Using the Tesla big battery as an example of why storage doesn’t work missed the mark. It’s not designed for storage it’s designed for frequency control not load shifting. If you want storage a mix of batteries for instant response and PHES for load shifting when paired to variable renewables (solar or wind) has been shown by Lazard’s in the 2019 LCOE summary, which is the RE engineers handbook, is cheaper then new coal. That explains why RE made up something like 75% of new installed capacity in 2019.
In regard to China installing new coal, please be really careful on how much is actually going ahead. Most of the capacity quoted, and this goes for most places around the world, refers to projects that have licences. I can guarantee you from experience that maybe 1 in10 of those will go ahead. Developers get the licence and then determine that it isn’t feasible. However, China has large deposits of coal. That means they produce coal power quite cheaply and it remains a little more competitive compared to RE and storage. It is still more expensive. And that brings us to the next reason why some coal is still getting up around the world and that is the production capacity of factories to produce new solar panels and wind turbines. Demand is flying up and production lags as the factories take time to be expanded. There is now significant lead time with most of the large solar produces (Trina, JA, Jinko, etc) and wind producers (Vestas, Siemens/ Gamesa, Goldwind, GE as the big four). As production capacity increases, market share of wind and solar will increase. Many countries are getting to a penetration level where stability measures are needed in the grid as well and there is a lag in policy to allow these. There needs to be a mechanism to pay the infrastructure owners (such as Neoen with the Hornsdale Reserve that you mention earlier) or to install the TLs that can link RE to demand. It’s not a base load issue (which is largely a redundant term these days).

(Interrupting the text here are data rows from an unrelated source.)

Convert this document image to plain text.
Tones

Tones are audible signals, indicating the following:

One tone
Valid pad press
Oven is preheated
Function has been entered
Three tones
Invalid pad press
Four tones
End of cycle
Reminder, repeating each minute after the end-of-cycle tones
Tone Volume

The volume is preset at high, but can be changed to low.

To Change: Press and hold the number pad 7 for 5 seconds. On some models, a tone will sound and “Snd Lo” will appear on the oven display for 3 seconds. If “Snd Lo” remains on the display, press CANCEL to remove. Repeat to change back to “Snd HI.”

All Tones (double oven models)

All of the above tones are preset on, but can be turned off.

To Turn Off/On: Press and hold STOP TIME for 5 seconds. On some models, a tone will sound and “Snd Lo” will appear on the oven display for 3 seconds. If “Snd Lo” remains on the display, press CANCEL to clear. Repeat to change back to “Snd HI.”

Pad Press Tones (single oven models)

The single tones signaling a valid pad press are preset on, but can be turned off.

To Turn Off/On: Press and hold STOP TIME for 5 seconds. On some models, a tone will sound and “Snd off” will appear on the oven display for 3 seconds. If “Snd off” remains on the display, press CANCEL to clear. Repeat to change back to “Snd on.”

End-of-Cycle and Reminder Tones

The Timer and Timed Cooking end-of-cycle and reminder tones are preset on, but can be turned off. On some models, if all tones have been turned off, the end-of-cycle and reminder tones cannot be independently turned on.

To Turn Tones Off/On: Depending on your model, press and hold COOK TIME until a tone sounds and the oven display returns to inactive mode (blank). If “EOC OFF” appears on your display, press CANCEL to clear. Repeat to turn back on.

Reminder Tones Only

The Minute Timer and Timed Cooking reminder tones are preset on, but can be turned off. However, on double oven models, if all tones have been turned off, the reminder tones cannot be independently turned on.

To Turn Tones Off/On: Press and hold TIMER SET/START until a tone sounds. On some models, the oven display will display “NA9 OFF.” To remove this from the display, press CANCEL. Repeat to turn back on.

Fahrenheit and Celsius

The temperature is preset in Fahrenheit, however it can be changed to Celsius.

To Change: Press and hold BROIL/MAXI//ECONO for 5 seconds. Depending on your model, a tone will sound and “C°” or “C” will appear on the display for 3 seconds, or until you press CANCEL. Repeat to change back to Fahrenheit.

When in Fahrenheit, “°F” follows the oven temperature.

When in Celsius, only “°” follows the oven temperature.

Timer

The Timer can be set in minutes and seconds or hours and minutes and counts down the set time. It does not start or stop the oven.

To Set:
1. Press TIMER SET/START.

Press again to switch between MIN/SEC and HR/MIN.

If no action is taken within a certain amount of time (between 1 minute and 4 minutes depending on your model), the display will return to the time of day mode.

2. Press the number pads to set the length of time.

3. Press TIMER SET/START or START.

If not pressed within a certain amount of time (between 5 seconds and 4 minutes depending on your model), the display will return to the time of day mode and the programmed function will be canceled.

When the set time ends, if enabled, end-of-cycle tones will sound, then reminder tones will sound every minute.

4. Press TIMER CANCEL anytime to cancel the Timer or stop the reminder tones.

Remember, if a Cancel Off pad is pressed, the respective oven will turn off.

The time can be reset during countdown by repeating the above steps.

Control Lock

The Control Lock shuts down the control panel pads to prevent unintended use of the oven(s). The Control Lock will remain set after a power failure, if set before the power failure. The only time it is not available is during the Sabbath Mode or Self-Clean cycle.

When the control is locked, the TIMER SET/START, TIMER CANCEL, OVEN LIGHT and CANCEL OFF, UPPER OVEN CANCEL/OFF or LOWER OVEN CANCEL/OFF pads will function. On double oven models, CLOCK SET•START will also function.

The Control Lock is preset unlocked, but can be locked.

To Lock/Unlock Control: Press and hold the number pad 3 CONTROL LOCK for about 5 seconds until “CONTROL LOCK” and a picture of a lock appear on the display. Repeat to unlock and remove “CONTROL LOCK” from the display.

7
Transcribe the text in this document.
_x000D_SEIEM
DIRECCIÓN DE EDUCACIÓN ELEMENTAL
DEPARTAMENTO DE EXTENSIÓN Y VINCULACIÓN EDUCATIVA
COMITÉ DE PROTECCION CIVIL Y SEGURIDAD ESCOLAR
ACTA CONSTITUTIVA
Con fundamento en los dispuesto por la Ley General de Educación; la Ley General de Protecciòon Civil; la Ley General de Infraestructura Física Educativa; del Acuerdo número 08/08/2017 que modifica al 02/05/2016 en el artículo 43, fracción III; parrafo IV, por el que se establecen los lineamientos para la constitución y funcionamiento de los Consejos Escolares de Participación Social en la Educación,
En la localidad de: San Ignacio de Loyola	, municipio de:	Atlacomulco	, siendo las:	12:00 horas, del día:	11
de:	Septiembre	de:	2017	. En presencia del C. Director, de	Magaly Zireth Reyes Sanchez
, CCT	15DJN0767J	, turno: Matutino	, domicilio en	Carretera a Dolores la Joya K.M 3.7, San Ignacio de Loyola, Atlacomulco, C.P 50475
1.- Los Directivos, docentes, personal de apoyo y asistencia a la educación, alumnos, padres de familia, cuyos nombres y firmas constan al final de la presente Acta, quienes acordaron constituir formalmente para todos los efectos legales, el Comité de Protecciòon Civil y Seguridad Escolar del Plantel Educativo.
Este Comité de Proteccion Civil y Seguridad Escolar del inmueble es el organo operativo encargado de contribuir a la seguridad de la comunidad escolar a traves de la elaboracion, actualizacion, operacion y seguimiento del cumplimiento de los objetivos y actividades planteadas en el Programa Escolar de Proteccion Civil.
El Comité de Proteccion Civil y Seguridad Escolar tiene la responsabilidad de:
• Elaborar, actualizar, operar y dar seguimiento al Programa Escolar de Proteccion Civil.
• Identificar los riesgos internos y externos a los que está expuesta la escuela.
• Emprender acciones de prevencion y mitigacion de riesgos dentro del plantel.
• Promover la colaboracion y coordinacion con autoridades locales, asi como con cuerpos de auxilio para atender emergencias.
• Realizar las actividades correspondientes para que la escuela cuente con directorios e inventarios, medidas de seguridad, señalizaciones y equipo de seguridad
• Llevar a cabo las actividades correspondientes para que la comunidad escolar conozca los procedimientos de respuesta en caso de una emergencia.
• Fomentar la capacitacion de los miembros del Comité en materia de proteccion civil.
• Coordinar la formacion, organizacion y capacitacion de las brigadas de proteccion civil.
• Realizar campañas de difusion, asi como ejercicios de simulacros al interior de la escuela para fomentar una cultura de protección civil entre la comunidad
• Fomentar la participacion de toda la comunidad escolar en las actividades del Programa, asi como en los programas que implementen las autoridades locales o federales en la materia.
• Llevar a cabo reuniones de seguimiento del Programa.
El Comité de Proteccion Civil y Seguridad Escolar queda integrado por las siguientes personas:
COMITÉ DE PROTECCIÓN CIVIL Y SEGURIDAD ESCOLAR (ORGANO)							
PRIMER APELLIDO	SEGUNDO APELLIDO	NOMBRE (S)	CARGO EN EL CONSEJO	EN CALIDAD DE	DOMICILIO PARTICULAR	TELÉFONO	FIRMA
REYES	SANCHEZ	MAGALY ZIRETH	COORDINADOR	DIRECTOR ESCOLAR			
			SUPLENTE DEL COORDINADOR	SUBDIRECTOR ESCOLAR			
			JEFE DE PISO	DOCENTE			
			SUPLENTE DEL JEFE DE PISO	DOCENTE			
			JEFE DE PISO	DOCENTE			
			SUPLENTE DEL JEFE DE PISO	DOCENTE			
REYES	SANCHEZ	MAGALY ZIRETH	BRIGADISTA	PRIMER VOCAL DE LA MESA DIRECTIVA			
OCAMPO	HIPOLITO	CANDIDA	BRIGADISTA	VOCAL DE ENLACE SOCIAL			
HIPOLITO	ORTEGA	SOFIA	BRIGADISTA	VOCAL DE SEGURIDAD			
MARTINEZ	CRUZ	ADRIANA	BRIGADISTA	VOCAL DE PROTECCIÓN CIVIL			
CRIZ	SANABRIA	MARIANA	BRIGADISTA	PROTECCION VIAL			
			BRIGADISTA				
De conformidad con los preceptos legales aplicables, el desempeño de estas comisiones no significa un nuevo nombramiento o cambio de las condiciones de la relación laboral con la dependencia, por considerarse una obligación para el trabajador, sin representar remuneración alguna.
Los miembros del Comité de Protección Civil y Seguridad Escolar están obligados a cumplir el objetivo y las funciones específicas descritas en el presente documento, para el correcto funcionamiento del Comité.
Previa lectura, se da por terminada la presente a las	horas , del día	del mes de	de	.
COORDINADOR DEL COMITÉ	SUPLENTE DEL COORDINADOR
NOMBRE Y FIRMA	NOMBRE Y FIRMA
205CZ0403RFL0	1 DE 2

I agree with you on biofuels.
WTE doesn’t pretend to be technology that provides full supply across the grid. It offers a solution to a waste problem. And if it offsets coal And the methane from waste it certainly is a GHG reducing technology.
I totally agree with you that parts of the environmental movement are loopy (and I’ll use that word). My concern is that both your post and MMs film are not up to speed on where technology is. Equally ideology drives a lot of government decisions. You see this in the US, Australia, much of South America and large parts of Asia certainly. Leaders are not interested in short term disruption for long term good because they are interested in election cycles. Equally the lobby industry drives debate in many countries and the O&G industry has plenty of money to fund lobby groups. Finally SOTNs favourite topic, the culture wars, has a hand to play. There Is a significant political block with influence (money) who are climate change deniers / skeptics who want to ‘get one over the lefties’ and this is evident with nationalist governments elected in Brazil, the US, the UK, India, Russia, etc. To summarise that little distraction there is certainly a looney lefty group and that is a definite criticism. But it doesn’t affect the economics of the technology. What does affect the technologies is nationalist governments and misinformation.[/spoiler][/quote]
FFS!
We are here to have our entrenched views further supported, not to be fed facts which threaten them.